Hello World


After four years of running HAL Typefaces, we’re proud to finally reveal the foundry’s new, second website. It’s not just better, smoother and faster, but also more functional, more efficient and (most importantly) more fun to use. Keep reading below and I’ll briefly guide you through the updates as well as share some background information on its development.

Looking back, I remember visiting David Bennewith’s website during my graphic design studies and being amused by the witty <title> tag. It recently came to mind and I was delighted to see it’s still intact to this day. It reads:
Countries have websites,
towns have websites,
buildings have websites,
companies have websites,
you have a website,
I have a website.
Type foundries have websites, too. And they’re so much more than a portfolio of fonts. Digital type foundries are essentially software firms, selling virtual goods: an array of countless coordinates, coded to display glyphs and symbols on screens. The website is the hub: the specimen and the tester, the vendor and point of sale. If that’s not enough, it also has to look damn good. The website expresses, transports and mediates the foundry’s aesthetic values. It’s a shop window, an art gallery and a glossy trade magazine all in one. Independent type foundries, which licence their typefaces via one source and one source only, are in fact dependent on a reliable online store and a well-programmed website.

When the foundry was launched in 2022, we were sitting in a space that was once a warehouse for old and broken televisions. It was dusty and cold; the antique, industrial heaters had long stopped working. From there, we published a self-built site on a subdomain of our studio site. It ran on Wordpress and Lay Theme with Fontdue power-housing the shop and font integration. This DIY approach served us well, especially in the humble, early days when the budget couldn’t afford a developer. That said, this method also bears its restraints, limited by the digital parameters of prefab systems (the usual spiel of pros and cons).

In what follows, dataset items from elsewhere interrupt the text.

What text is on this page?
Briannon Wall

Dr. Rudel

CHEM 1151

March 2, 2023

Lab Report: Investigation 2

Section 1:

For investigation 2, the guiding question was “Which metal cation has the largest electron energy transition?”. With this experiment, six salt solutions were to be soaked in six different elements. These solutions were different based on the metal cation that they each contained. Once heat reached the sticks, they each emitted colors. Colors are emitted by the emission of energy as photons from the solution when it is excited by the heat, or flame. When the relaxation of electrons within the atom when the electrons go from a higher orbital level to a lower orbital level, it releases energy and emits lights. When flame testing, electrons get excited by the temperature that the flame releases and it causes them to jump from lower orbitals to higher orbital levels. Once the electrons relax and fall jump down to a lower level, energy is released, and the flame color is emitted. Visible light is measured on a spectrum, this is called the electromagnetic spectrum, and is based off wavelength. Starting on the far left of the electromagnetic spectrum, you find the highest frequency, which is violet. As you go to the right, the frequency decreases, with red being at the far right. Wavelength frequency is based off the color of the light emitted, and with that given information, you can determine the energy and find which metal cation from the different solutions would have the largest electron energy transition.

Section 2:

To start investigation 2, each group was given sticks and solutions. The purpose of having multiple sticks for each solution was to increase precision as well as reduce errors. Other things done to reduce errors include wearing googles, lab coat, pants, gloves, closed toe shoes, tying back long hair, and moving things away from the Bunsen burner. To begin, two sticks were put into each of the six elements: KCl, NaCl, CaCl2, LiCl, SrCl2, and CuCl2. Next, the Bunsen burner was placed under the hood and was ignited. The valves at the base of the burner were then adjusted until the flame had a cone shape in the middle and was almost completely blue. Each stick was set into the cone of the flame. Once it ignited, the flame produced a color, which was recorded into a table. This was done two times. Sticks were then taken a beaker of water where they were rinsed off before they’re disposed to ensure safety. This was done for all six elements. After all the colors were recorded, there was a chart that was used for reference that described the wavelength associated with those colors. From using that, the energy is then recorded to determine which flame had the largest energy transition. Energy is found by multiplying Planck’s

As the foundry gained traction, we soon realised a custom-built website (constructed from scratch) is necessary to fit our needs without any restrictions or technical work-arounds. From the start of this process, the vision was not to completely redesign the website and foundry’s online aesthetics. Happy with the general look, it was more about updating the vibe and improving the site’s experience, making it easier and more enjoyable to browse and test typefaces, while simultaneously adding slickness and responsiveness.
Hence, we teamed up with Alejandro Ample, a Berlin-based graphic designer, developer and educator from València, Spain. Starting with Kirby and ending with Sanity as our CMS, Alejandro turned the blueprint into reality. We are grateful for his patience, endurance and understanding, especially in those few back-peddling moments. Sometimes Figma still won’t help to entirely escape the occasional trial and error heuristics. Naturally, we also stuck with Fontdue, which remains to be an extremely useful tool for type foundries. Thanks to Tom Conroy for offering continued support and improving the service along the way.

So what’s new on the new website? A major update is the use of Lotties. These are vector graphic animations, basically JSON files running an SVG slideshow. They entered the scene roughly ten years ago and are very efficient for typographic animations. Avoiding rasterisation and heavy video files, they are small in size, perfect for crisp display of fonts in motion and help to reduce bandwidth. It’s a win-win [wink]. We use them for the covers of the typefaces and notes on the landing page. Thanks to Samara Keller for kickstarting that engine for us.

We’ve included an overview page called Collection which allows you to glance at (and filter, if needed) the whole catalog at once. There are far improved newsletter sign-up forms and a Licensing page with a comprehensive FAQ section. The typeface pages have been massively improved with more fluid, custom-built type testers, glyphs overview, display of special features and fonts-in-use samples. You can now search in the list of supported languages.

Also, with the contrast symbol in the menu, you can invert and change colors in four different modes: original, inverted, greyscale, grayscale inverted. And the notes, like the one you’re reading right now, are presented collectively on their own page. Btw, thank you for making it to the end. You deserve a ★. So, if you haven’t done so already, please enjoy browsing, surfing, reading, typing, clicking and endlessly scrolling up and down our new pages on haltypefaces.com.